Agap-e, de donde Pablo sacó la palabra «ágape», es la pesadilla de los traductores del Nuevo Testamento. El latín lo vertió como caritas y el francés como «caridad», pero es bien evidente que esta palabra, después de siglos de buenos y leales servicios, ya no sirve hoy. ¿Entonces «amor», sencillamente? Pero agap-e no es ni el amor carnal ni el pasional, que los griegos denominaban eros, ni el amor tierno, apacible, y que ellos llamaban filia, de las parejas unidas o de los padres por sus hijos pequeños. Agap-e va más allá.
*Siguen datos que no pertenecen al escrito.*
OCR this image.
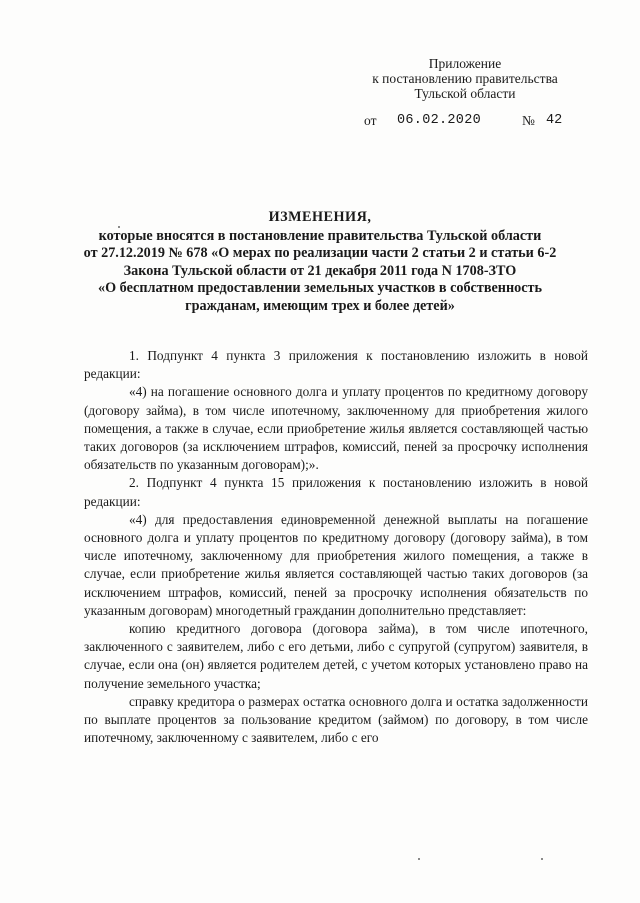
Приложение
к постановлению правительства
Тульской области
от 06.02.2020	№ 42
ИЗМЕНЕНИЯ,
которые вносятся в постановление правительства Тульской области
от 27.12.2019 № 678 «О мерах по реализации части 2 статьи 2 и статьи 6-2
Закона Тульской области от 21 декабря 2011 года N 1708-ЗТО
«О бесплатном предоставлении земельных участков в собственность
гражданам, имеющим трех и более детей»

1. Подпункт 4 пункта 3 приложения к постановлению изложить в новой редакции:

«4) на погашение основного долга и уплату процентов по кредитному договору (договору займа), в том числе ипотечному, заключенному для приобретения жилого помещения, а также в случае, если приобретение жилья является составляющей частью таких договоров (за исключением штрафов, комиссий, пеней за просрочку исполнения обязательств по указанным договорам);».

2. Подпункт 4 пункта 15 приложения к постановлению изложить в новой редакции:

«4) для предоставления единовременной денежной выплаты на погашение основного долга и уплату процентов по кредитному договору (договору займа), в том числе ипотечному, заключенному для приобретения жилого помещения, а также в случае, если приобретение жилья является составляющей частью таких договоров (за исключением штрафов, комиссий, пеней за просрочку исполнения обязательств по указанным договорам) многодетный гражданин дополнительно представляет:

копию кредитного договора (договора займа), в том числе ипотечного, заключенного с заявителем, либо с его детьми, либо с супругой (супругом) заявителя, в случае, если она (он) является родителем детей, с учетом которых установлено право на получение земельного участка;

справку кредитора о размерах остатка основного долга и остатка задолженности по выплате процентов за пользование кредитом (займом) по договору, в том числе ипотечному, заключенному с заявителем, либо с его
Es el amor que da en lugar de recibir, el amor que se empequeñece en vez de ocupar todo el espacio, el amor que desea el bien del otro antes que el suyo propio, el amor liberado del ego. Uno de los pasajes más alucinantes de la alucinante correspondencia de Pablo es una especie de himno al agap-e que es tradicional leer en las misas de matrimonio. El padre Xavier lo leyó cuando nos unió a Anne y a mí en su humilde parroquia del Cairo. Renan lo considera –y coincido con él– el único pasaje del Nuevo Testamento que está a la altura de las palabras de Jesús, Brahms le puso música en la última de sus sublimes Cuatro canciones serias. Por mi cuenta y riesgo, propongo esta tentativa de traducción:

«Yo podría hablar todas las lenguas de los hombres y las de los ángeles, pero si no tengo el amor no soy nada. Nada más que un sonido de metal o un choque de platillos. 

»Podría ser profeta, podría tener acceso a los conocimientos mejor guardados, podría saberlo todo y poseer además la fe que mueve montañas. Si no tengo el amor no soy nada. 

»Podría repartir todo lo que tengo entre los pobres, entregar mi cuerpo a las llamas. Si no tengo el amor no me sirve de nada. 

»El amor es paciente. El amor presta servicio. El amor no envidia. No se jacta. No se da importancia. No hace nada feo. No busca su interés. No tiene en cuenta el daño. No se alegra con la injusticia. Se alegra con la verdad. Lo perdona todo. Lo tolera todo. Lo espera todo. Lo sufre todo. No falla nunca. 

»Las profecías caducarán. Las lenguas perecerán. La inteligencia se abolirá. La inteligencia tiene sus límites, las profecías tienen los suyos. Todo lo que tiene límites desaparecerá cuando aparezca lo que es perfecto. 

»Cuando yo era niño hablaba como un niño, pensaba como un niño, razonaba como un niño. Y después me hice hombre y puse fin a la infancia. Lo que veo ahora lo veo como en un espejo, es oscuro y confuso, pero llegará el momento en que lo veré de verdad, cara a cara. Lo que conozco por el momento es limitado, pero entonces conoceré como soy conocido. 

»Hoy existe la fe, la esperanza y el amor. Los tres. Pero de los tres el más grande es el amor.»